Issue of the week: Victory for a bank watchdog
A New York state financial regulator accused a London-based bank of laundering $250 billion for Iran.
“Well, that was quick and effective,” said the New York Daily News in an editorial. Just last week, a little-known New York state financial regulator, Benjamin Lawsky, accused the London-based bank Standard Chartered of laundering $250 billion for Iran. His action infuriated Federal Reserve and Justice Department officials, who accused him of leapfrogging—and possibly endangering—their own investigations. But this week, Lawsky extracted a $340 million settlement from the bank. So, despite being labeled a “rogue regulator” by some in the financial press, “Lawsky did the job.” What a vindication, said Kevin Roose in NYMag.com. Lawsky, who’s been on the job for only a year, was unfairly cast as an overzealous “cowboy in the world of Wall Street crime-busting.” This impressive victory is proof that he’s not simply “an attention-seeking arriviste.”
Don’t be so sure, said The Wall Street Journal. Lawsky is hardly “some kind of superhero.” Settlement or no, the bank continues to contest his allegations, and other regulators suspect that $249 billion of the $250 billion in transactions in question “were legal at the time they occurred.” The bank had been cooperating with the feds when Lawsky jumped the queue to “get a big publicity score” and further his future political career. He left Standard Chartered no choice but to settle, said Hester Peirce in RealClearMarkets.com. Otherwise, its New York branch, which does close to $200 billion in transactions every day, would be immediately closed. With that much at stake, settling seemed far better than pleading innocence “before an agency that had already determined the bank’s guilt.” This affair simply proves that matters involving complex issues of foreign policy and national security should be treated by federal regulators with the “requisite experience.”

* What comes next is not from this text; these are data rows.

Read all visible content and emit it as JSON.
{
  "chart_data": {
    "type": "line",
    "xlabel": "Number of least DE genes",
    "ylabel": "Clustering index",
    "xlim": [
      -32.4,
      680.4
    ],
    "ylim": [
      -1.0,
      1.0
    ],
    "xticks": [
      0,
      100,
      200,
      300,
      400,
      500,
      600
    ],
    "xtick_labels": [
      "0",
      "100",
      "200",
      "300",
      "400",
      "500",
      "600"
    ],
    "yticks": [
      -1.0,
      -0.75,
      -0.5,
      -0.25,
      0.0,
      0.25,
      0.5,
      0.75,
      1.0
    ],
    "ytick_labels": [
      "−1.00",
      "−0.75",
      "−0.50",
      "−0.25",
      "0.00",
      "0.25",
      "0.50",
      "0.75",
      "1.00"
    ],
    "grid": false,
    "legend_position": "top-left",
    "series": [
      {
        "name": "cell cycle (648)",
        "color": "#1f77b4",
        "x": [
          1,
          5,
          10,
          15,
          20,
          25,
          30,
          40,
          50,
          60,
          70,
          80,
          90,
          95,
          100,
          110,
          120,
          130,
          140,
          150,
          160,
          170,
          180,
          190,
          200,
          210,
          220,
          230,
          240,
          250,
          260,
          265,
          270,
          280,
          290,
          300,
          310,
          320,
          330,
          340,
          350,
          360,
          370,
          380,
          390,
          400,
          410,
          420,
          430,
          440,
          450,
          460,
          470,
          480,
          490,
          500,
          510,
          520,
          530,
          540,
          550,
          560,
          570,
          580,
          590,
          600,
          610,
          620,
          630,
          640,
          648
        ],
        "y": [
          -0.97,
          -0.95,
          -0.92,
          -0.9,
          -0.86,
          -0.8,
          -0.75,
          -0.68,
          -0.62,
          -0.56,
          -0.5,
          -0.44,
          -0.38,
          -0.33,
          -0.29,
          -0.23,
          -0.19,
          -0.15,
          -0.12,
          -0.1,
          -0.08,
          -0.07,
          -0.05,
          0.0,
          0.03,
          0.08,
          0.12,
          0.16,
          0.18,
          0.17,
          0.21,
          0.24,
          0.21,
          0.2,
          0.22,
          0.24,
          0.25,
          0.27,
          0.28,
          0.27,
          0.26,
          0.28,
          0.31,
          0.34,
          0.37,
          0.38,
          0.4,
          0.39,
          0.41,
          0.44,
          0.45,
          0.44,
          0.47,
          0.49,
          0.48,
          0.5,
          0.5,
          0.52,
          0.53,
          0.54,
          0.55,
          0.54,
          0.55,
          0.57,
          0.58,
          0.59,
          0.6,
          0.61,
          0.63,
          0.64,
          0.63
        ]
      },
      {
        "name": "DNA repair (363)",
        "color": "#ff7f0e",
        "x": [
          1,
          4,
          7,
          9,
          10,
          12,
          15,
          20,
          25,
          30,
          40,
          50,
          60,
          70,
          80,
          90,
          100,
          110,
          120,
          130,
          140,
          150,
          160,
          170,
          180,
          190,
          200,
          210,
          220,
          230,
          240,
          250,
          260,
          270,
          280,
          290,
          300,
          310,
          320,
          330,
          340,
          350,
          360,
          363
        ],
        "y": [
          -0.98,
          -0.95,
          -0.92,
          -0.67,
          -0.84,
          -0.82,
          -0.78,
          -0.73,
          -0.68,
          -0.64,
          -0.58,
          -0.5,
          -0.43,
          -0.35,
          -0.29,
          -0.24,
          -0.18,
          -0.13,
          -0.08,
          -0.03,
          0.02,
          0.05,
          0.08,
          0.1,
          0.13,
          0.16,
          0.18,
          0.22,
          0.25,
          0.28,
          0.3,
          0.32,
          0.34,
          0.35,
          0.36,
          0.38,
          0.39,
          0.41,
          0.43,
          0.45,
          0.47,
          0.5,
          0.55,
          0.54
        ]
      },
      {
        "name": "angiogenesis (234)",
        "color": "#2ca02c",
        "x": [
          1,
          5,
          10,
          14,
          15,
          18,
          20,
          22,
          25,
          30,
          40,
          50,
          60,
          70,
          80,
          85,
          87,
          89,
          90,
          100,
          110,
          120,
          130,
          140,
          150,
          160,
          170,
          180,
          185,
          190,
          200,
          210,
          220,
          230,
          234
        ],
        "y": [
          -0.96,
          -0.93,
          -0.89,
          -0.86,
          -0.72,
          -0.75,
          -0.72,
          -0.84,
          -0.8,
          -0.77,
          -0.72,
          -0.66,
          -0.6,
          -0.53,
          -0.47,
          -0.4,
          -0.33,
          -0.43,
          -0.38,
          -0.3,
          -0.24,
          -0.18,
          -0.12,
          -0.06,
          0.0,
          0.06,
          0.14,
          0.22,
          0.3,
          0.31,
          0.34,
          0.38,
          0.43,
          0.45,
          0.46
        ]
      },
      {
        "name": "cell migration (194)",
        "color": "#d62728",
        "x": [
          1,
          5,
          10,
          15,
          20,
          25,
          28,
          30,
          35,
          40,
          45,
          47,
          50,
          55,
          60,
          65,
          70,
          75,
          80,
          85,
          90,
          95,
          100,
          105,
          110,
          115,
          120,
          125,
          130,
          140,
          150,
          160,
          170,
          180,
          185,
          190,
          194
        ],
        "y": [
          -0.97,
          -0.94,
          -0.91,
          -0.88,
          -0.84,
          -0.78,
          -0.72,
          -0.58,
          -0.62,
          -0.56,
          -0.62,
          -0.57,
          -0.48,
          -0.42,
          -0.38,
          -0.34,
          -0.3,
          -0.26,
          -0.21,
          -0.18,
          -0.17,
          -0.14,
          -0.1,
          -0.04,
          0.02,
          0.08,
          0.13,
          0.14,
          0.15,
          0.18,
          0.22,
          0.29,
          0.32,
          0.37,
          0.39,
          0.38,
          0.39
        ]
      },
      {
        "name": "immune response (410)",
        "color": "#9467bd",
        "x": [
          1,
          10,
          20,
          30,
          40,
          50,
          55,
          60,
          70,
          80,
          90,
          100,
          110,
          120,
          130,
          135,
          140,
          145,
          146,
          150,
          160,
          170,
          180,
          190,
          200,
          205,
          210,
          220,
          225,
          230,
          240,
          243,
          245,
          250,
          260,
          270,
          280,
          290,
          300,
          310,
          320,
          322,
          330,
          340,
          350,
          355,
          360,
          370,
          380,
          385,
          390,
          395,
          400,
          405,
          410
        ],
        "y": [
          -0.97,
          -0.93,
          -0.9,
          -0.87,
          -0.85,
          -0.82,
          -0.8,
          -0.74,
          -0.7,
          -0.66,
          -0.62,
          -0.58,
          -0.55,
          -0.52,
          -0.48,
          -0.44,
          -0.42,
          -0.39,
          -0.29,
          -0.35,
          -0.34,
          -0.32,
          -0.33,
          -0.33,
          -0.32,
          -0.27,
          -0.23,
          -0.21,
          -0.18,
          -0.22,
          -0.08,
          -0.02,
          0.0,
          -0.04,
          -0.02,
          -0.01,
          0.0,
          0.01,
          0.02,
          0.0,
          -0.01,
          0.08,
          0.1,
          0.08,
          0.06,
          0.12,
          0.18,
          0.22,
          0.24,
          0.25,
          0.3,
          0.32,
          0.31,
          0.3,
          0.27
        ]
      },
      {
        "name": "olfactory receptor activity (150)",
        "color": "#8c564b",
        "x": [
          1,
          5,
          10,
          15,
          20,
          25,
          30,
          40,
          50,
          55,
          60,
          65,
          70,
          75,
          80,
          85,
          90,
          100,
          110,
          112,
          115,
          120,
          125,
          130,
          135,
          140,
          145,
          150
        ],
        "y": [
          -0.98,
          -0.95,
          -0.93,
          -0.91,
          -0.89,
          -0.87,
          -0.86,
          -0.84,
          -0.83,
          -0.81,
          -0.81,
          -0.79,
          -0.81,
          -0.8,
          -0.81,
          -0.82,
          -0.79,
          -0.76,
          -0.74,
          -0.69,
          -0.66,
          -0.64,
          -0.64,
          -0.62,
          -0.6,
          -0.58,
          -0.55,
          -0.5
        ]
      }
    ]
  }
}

But Lawsky appears to be the only U.S. regulator actually doing his job, said Mark Gongloff in HuffingtonPost.com. Who has faith in the feds being tough on banks? Just last week, Morgan Stanley got off with a $4.8 million wrist slap for a price-fixing scheme that cost New Yorkers $300 million, and we learned that Goldman Sachs will face no criminal charges for betting against its own clients during the financial crisis. Lawsky’s stand was “refreshing,” said Jonathan Weil in Bloomberg.com. “Federal regulators and prosecutors are the ones who created the power vacuum here, by going so soft on the banking industry for so long.” Four years after the crisis, we’ve finally found someone willing to hold the financial industry’s feet to the fire.